In an email to the Boulder Reporting Lab, Christine Brinker, senior buildings policy manager at Southwest Energy Efficiency Project (SWEEP), also expressed frustration about “ridiculous estimates” of the cost to rebuild efficiently. She said the cost estimate done by Pacific Northwest National Lab (PNNL), which was presented at the Louisville City Council meeting, is the most reliable. PNNL estimated the additional cost of meeting only the 2021 IECC code to be $4,789.

Asked about Xcel’s incentive for Marshall Fire victims who voluntarily rebuild to the 2021 IECC standard, Brinker said the $7,500 rebate “would more than cover the expected cost increase of going from the 2018 IECC to an unamended version of the 2021 IECC, for an average house.” 

She added that the $7,500 would cover most or all of the cost of building to Superior’s or Louisville’s most recent building codes, except for Louisville’s net zero appendix, which requires houses produce all the energy they use on-site through solar panels or buy it through a solar garden subscription. 

“That is the wildcard, because there are so many different ways to reach it. Meeting the appendix requires increasing the efficiency and meeting the rest with solar. SunShare has already promised solar for affected homeowners at no additional cost than what they’d already be paying Xcel, so we can zero out that cost.”

Mariana Pickering, the co-founder and CEO of the passive house consulting firm Emu Systems, offered advice to anyone interested in building a passive house: Find an experienced passive house builder.

“Generally speaking, the percentage increase [in cost] also goes down with the experience of the builder,” she said. “Their first [passive house] build is a steeper learning curve, but once they have done it, it becomes part of their workflow.”

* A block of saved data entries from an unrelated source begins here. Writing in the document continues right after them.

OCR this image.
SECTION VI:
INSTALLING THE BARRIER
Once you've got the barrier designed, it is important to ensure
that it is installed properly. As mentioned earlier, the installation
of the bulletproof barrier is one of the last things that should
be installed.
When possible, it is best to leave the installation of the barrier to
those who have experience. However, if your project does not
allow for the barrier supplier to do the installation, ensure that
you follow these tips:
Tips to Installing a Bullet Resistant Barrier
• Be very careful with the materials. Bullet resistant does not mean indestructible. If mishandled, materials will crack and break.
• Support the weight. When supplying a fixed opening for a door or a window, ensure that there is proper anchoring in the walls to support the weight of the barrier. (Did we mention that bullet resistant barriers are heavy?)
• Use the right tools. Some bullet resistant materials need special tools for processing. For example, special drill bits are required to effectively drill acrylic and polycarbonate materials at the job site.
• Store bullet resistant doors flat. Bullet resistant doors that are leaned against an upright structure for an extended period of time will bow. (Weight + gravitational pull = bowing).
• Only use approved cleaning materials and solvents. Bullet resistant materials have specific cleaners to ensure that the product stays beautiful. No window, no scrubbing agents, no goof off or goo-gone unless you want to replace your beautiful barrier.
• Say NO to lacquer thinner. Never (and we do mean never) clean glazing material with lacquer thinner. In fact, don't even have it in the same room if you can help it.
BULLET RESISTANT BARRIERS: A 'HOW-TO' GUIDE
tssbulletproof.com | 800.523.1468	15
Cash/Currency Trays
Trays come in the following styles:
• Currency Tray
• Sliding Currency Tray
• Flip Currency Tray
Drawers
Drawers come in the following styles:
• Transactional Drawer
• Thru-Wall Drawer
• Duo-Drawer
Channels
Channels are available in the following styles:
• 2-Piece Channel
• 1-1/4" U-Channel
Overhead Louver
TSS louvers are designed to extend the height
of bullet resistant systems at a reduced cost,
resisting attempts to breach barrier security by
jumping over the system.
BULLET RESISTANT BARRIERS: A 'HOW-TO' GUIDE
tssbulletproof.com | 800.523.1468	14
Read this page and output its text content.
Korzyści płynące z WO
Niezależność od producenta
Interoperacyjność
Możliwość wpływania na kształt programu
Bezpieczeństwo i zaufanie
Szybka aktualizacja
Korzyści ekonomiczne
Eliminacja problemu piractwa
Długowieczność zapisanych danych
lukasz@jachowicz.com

Despite having a higher price tag than a conventional home, passive houses have other benefits besides energy savings, according to Pickering. “The biggest actual cost differences homeowners will see is in window packages, but that is also what results in the highest yield for non-market costs like health and safety,” she said. “The biggest value is the indoor environmental quality that is created for the occupant.”